The clouds fought with the sun, keeping us guessing if it was going to clear off or continue with periodic flurries of snow. We kept moving and managed to stay warm, although the temperatures hovered just above freezing all day. A cleared off rock outcropping appeared just in time for our lunch break. The clouds moved aside long enough for us to enjoy some warmth. The hike was an out and back so that by the afternoon on our way down more of the clouds had moved off the peaks and we could see how much more snow we would have encountered if we had done one of the trails at a higher elevation. We’ll save that for warmer weather.
For today’s hike we once again made an adjustment to our plans after an up close look at the conditions. There were no clouds today, even on the mountain peaks. We were aiming for a hike on Mt. Graham, which has a paved, scenic road that leads up to the top with various National Forest campgrounds and trailheads along the way. Snow was visible on the top of the mountain but we thought maybe we could get on the south facing side and find some clear trails.
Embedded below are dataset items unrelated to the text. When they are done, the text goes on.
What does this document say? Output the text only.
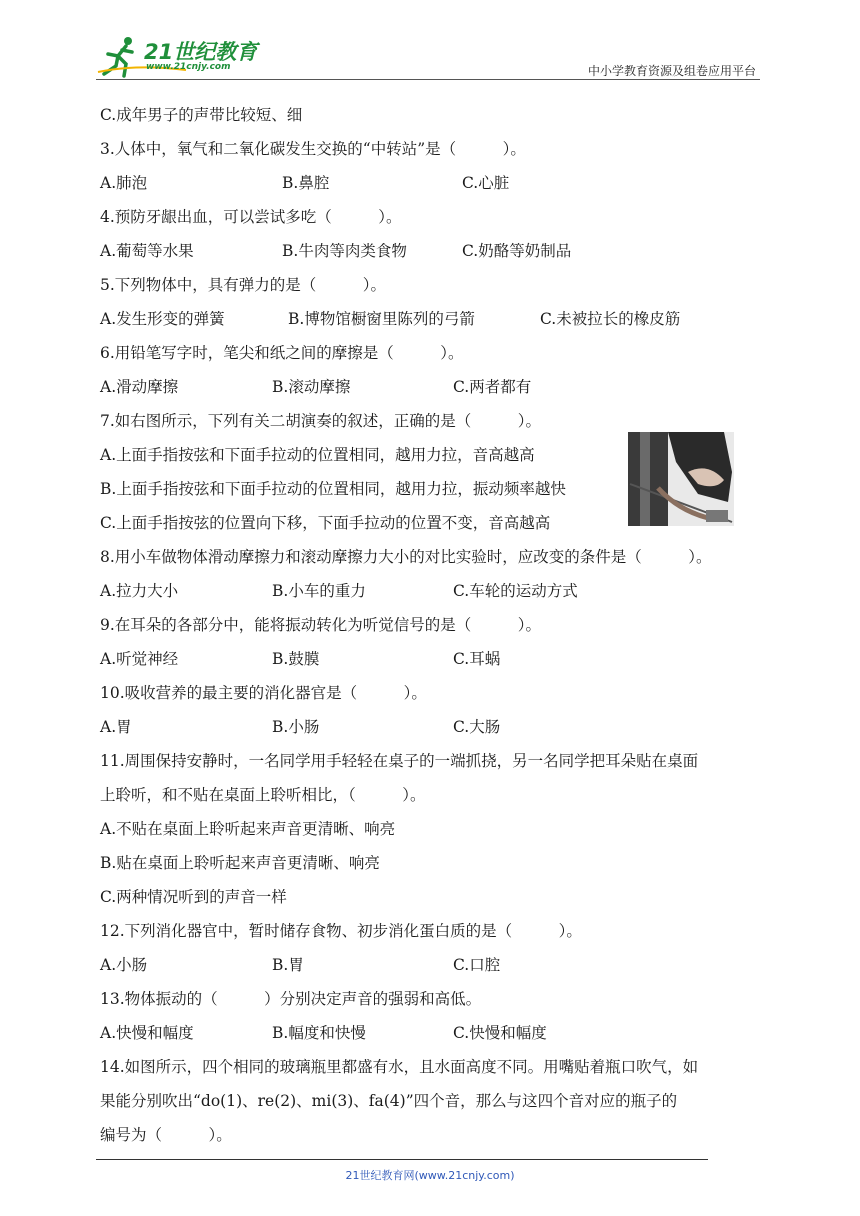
21世纪教育
www.21cnjy.com	中小学教育资源及组卷应用平台
C.成年男子的声带比较短、细
3.人体中，氧气和二氧化碳发生交换的“中转站”是（　　　）。
A.肺泡	B.鼻腔	C.心脏
4.预防牙龈出血，可以尝试多吃（　　　）。
A.葡萄等水果	B.牛肉等肉类食物	C.奶酪等奶制品
5.下列物体中，具有弹力的是（　　　）。
A.发生形变的弹簧	B.博物馆橱窗里陈列的弓箭	C.未被拉长的橡皮筋
6.用铅笔写字时，笔尖和纸之间的摩擦是（　　　）。
A.滑动摩擦	B.滚动摩擦	C.两者都有
7.如右图所示，下列有关二胡演奏的叙述，正确的是（　　　）。
A.上面手指按弦和下面手拉动的位置相同，越用力拉，音高越高
B.上面手指按弦和下面手拉动的位置相同，越用力拉，振动频率越快
C.上面手指按弦的位置向下移，下面手拉动的位置不变，音高越高
8.用小车做物体滑动摩擦力和滚动摩擦力大小的对比实验时，应改变的条件是（　　　）。
A.拉力大小	B.小车的重力	C.车轮的运动方式
9.在耳朵的各部分中，能将振动转化为听觉信号的是（　　　）。
A.听觉神经	B.鼓膜	C.耳蜗
10.吸收营养的最主要的消化器官是（　　　）。
A.胃	B.小肠	C.大肠
11.周围保持安静时，一名同学用手轻轻在桌子的一端抓挠，另一名同学把耳朵贴在桌面
上聆听，和不贴在桌面上聆听相比，（　　　）。
A.不贴在桌面上聆听起来声音更清晰、响亮
B.贴在桌面上聆听起来声音更清晰、响亮
C.两种情况听到的声音一样
12.下列消化器官中，暂时储存食物、初步消化蛋白质的是（　　　）。
A.小肠	B.胃	C.口腔
13.物体振动的（　　　）分别决定声音的强弱和高低。
A.快慢和幅度	B.幅度和快慢	C.快慢和幅度
14.如图所示，四个相同的玻璃瓶里都盛有水，且水面高度不同。用嘴贴着瓶口吹气，如
果能分别吹出“do(1)、re(2)、mi(3)、fa(4)”四个音，那么与这四个音对应的瓶子的
编号为（　　　）。
21世纪教育网(www.21cnjy.com)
Slowly winding our way up the road, we encountered ever more icy, snow covered spots on the road. We reached the entrance to a campground where there was supposed to be a trailhead if you walked through the campground. Right away we could see that there was too much snow to even drive into the campground. There was a cleared pullout across the road where we were able to park. And just a few hundred feet back down the road was a side road that led up to the Heliograph Lookout Tower. The road to the lookout was closed but we could see that it had been cleared off at some point making it passable. We were able to walk the 2.3 miles up to the lookout, enjoying the bright winter sunshine and clear views from the top. Not the best hike to have to walk up a fire road the whole way but if you don’t prepare for winter in the mountains you have to make the best of it. And we are pretty good at doing that!